Team leader Mucktarr M.Y. Darboe, who is also a director in the Gambia’s Ministry of Higher Education, told ABC News that the students were not given any reason for the denial, terming the decision as “disappointing and unfair.”
The U.S. Embassy in the capital, Banjul, is yet to issue a statement on the rejection.
However, the Gambian team is not alone in its rejection as the United States also denied an all-female team from Afghanistan visas to attend the contest.
“It’s very disappointing knowing that we are the only two countries that aren’t going to take part in the competition,” 17-year-old Fatoumata Ceesay from the Gambian team said.
Once-in-a-Lifetime Chance
The five students were invited for interviews at the U.S. embassy on Wednesday, after the Gambian government gave them money for fresh applications. They had to pay more than $160 each for the visas and transport to the embassy for the interview.

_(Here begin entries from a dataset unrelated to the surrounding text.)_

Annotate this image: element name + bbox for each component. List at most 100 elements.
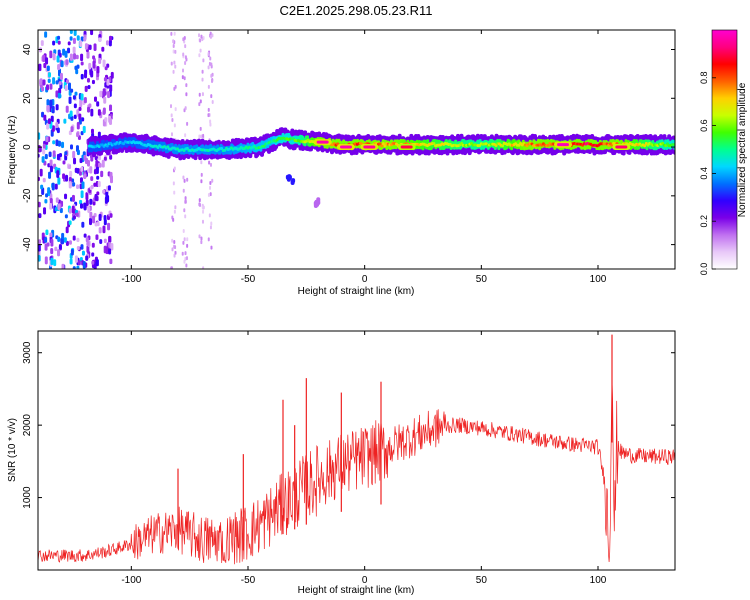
noise-cell [51,105,55,114]
noise-cell [91,242,95,248]
noise-cell [72,215,76,220]
noise-cell [182,175,185,180]
noise-cell [67,41,71,46]
noise-cell [184,214,187,219]
noise-cell [80,53,84,62]
noise-cell [200,160,203,165]
noise-cell [63,237,67,243]
noise-cell [84,85,88,92]
noise-cell [72,150,76,159]
noise-cell [170,266,173,269]
noise-cell [55,122,59,129]
noise-cell [73,53,77,60]
hot-spot [363,145,376,149]
noise-cell [41,111,45,118]
noise-cell [173,60,176,65]
figure-title: C2E1.2025.298.05.23.R11 [280,3,433,18]
noise-cell [202,58,205,63]
noise-cell [181,251,184,256]
noise-cell [94,193,98,201]
snr-series-line [38,379,675,565]
noise-cell [50,257,54,266]
ridge-core [383,144,387,148]
noise-cell [76,184,80,189]
noise-cell [202,209,205,214]
noise-cell [70,115,74,121]
noise-cell [38,132,41,140]
noise-cell [207,237,210,242]
noise-cell [209,162,212,167]
noise-cell [209,192,212,197]
colorbar-tick-label: 0.4 [699,167,709,180]
noise-cell [74,65,78,71]
noise-cell [208,213,211,218]
noise-cell [58,244,62,250]
noise-cell [109,258,113,265]
noise-cell [209,122,212,127]
noise-cell [210,62,213,67]
noise-cell [55,80,59,85]
noise-cell [103,238,107,244]
noise-cell [186,243,189,248]
noise-cell [73,114,77,120]
noise-cell [90,176,94,182]
noise-cell [72,46,76,54]
noise-cell [107,91,111,99]
noise-cell [184,106,187,111]
noise-cell [173,190,176,195]
noise-cell [80,190,84,199]
ridge-core [220,146,224,150]
noise-cell [62,160,66,165]
spectrogram-ytick-label: 20 [22,92,33,104]
noise-cell [40,40,44,47]
noise-cell [86,51,90,58]
ridge-core [643,144,647,148]
noise-cell [96,101,100,107]
noise-cell [87,206,91,214]
noise-cell [182,68,185,73]
noise-cell [200,172,203,177]
noise-cell [68,220,72,226]
noise-cell [97,109,101,116]
noise-cell [44,153,48,160]
snr-xlabel: Height of straight line (km) [298,585,415,596]
noise-cell [84,72,88,79]
noise-cell [88,44,92,50]
spectrogram-frame [37,29,676,270]
secondary-feature [285,174,290,180]
noise-cell [48,171,52,179]
noise-cell [54,206,58,212]
noise-cell [54,183,58,190]
noise-cell [46,99,50,106]
noise-cell [198,134,201,139]
noise-cell [211,99,214,104]
noise-cell [76,237,80,243]
noise-cell [97,180,101,188]
noise-cell [107,185,111,191]
ridge-core [380,144,384,148]
noise-cell [183,208,186,213]
noise-cell [57,63,61,71]
noise-cell [43,114,47,121]
noise-cell [79,99,83,108]
noise-cell [207,84,210,89]
noise-cell [88,62,92,70]
noise-cell [44,256,48,265]
noise-cell [49,99,53,108]
noise-cell [96,175,100,180]
noise-cell [49,50,53,59]
snr-ylabel: SNR (10 * v/v) [7,418,18,482]
spectrogram-xtick-label: 100 [590,274,607,285]
noise-cell [56,170,60,179]
noise-cell [72,266,76,269]
noise-cell [44,199,48,204]
noise-cell [49,203,53,210]
noise-cell [173,239,176,244]
noise-cell [51,125,55,132]
noise-cell [181,75,184,80]
noise-cell [55,139,59,147]
noise-cell [97,131,101,140]
noise-cell [57,140,61,147]
noise-cell [184,196,187,201]
noise-cell [65,105,69,113]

Their project, which they have been working on for months, includes a machine that separates balls as part of an effort to simulate solutions for separating contaminants from water. It was shipped to the competition on Tuesday.
“We will go for an interview and hope for the best,” Darboe says.

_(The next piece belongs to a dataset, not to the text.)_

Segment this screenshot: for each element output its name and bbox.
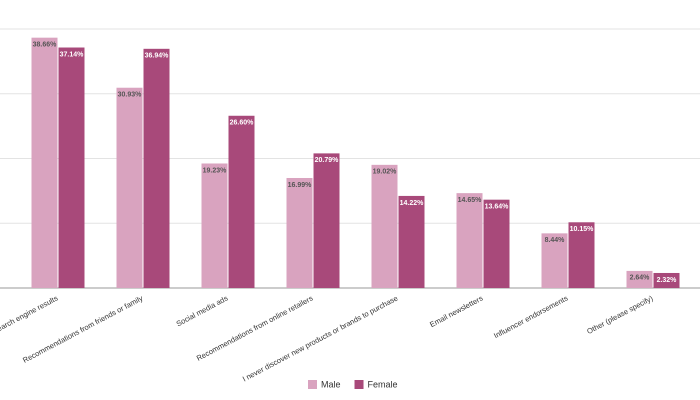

The students were eager to attend the competition, saying it would give them a chance to see and discover other robots, ask questions as well as exchange ideas with students from other countries.
Of the 160 countries that will be attending the competition, 40 will be from Africa. If the fresh applications are denied, the Gambian and Afghan teams will be forced to watch the competition on Skype as their robots are presented, according to FIRST Global President Joe Sestak.
Political Instability & Separatism
The mysterious denial of visas appears to be part of the controversial executive order issued by U.S. President Donald Trump, which bars travelers from seven Muslim countries from entering the United States.
Although the Gambia, a largely Muslim country, was not among the seven countries, some of its regions, including areas near its border with Senegal, were mentioned in a recent travel advisory issued by the U.S. government as unsafe.
The travel review, which was published in November last year, advised American citizens against traveling to the southern part of the Gambia, where separatist groups and rebels operate and often attack travelers on the road from Ziguinchor, Senegal, to Banjul:
Public demonstrations are increasingly common. Police tactics used to clear these events have included violence and arrest of bystanders not directly involved in the demonstrations, the statement warned.
The apparent threat was exacerbated by the recent political standoff between the exiled former President of the Gambia Yahya Jammeh and the current President Adama Barrow following a controversial election in December 2016.
Even as the new administration looks to repair the damage caused by Jammeh’s 22 years of authoritarian rule, a cloud of political instability and potential violence still hovers around the tiny West African country.